More to the point, researchers at the University of Illinois have produced miniaturized locomotive walking machines using their new specialized 3D printing technology. Nicknamed by the team “bio-bots”, these biological machines have a multi-material structure: their base structure represents a hydrogel cantilever design just seven by two millimeters in size, which in its turn is seeded by neonatal rat heart cells. As a result, the heart cells cover the hydrogel cantilever and begin beating, which produces controlled forward movement of the bio-bots. It's as fantastic as it sounds!

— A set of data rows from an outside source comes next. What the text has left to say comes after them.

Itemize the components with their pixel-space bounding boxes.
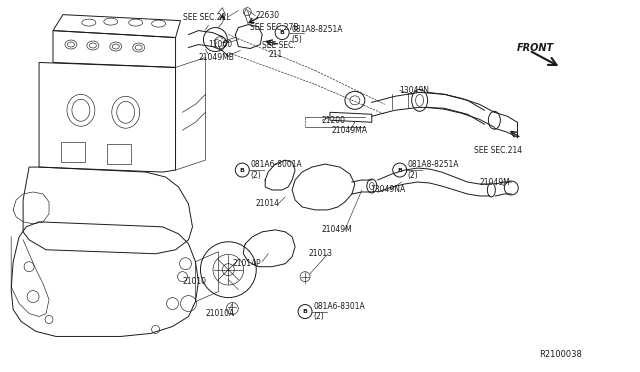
Text: 21049MA: 21049MA	[332, 126, 368, 135]
Text: SEE SEC.214: SEE SEC.214	[474, 145, 522, 155]
Text: 21200: 21200	[322, 116, 346, 125]
Text: 21010: 21010	[182, 277, 207, 286]
Text: 21049M: 21049M	[479, 177, 510, 186]
Text: 081A8-8251A
(5): 081A8-8251A (5)	[291, 25, 342, 44]
Text: 21049MB: 21049MB	[198, 53, 234, 62]
Text: 11060: 11060	[209, 40, 232, 49]
Text: SEE SEC.21L: SEE SEC.21L	[182, 13, 230, 22]
Text: B: B	[240, 167, 244, 173]
Text: B: B	[397, 167, 402, 173]
Text: B: B	[303, 309, 307, 314]
Text: 211: 211	[268, 50, 282, 59]
Text: 081A6-8301A
(2): 081A6-8301A (2)	[313, 302, 365, 321]
Text: 21014: 21014	[255, 199, 279, 208]
Text: FRONT: FRONT	[517, 42, 554, 52]
Text: SEE SEC.: SEE SEC.	[262, 41, 296, 50]
Text: 22630: 22630	[255, 11, 280, 20]
Text: B: B	[280, 30, 285, 35]
Text: R2100038: R2100038	[539, 350, 582, 359]
Text: 081A8-8251A
(2): 081A8-8251A (2)	[408, 160, 459, 180]
Text: 13049N: 13049N	[400, 86, 429, 95]
Text: 21013: 21013	[308, 249, 332, 258]
Text: 21049M: 21049M	[322, 225, 353, 234]
Text: SEE SEC.27B: SEE SEC.27B	[250, 23, 299, 32]
Text: 21014P: 21014P	[232, 259, 261, 268]
Text: 081A6-8001A
(2): 081A6-8001A (2)	[250, 160, 302, 180]
Text: 13049NA: 13049NA	[370, 186, 405, 195]
Text: 21010A: 21010A	[205, 309, 235, 318]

For now, the bio-bots are moving forward at a constant speed of only 236 micrometers per second; however, the researchers are looking to be able to control the biological machine's movements manually or direct its movement in some other way. “Our goal is to see if we can get this thing to move toward chemical gradients, so we could eventually design something that can look for a specific toxin and then try to neutralize it,” said Rashid Bashir, one of the engineers and director of the Micro and Nanotechnology Laboratory. “Now you can think about a sensor that’s moving and constantly sampling and doing something useful, in medicine and the environment. The applications could be many, depending on what cell types we use and where we want to go with it.”
If anything, this amazing invention shows how incredible the human brain is. This thing, considered merely science fiction only yesterday (Innerspace came out in 1987, remember?), could be introduced to people in the nearest future. To think that one day you could just inject yourself with healing robots and stay healthy throughout your entire life, for two or three hundred years – that's mind-boggling, perhaps, but it's a weirdly comforting thought nonetheless.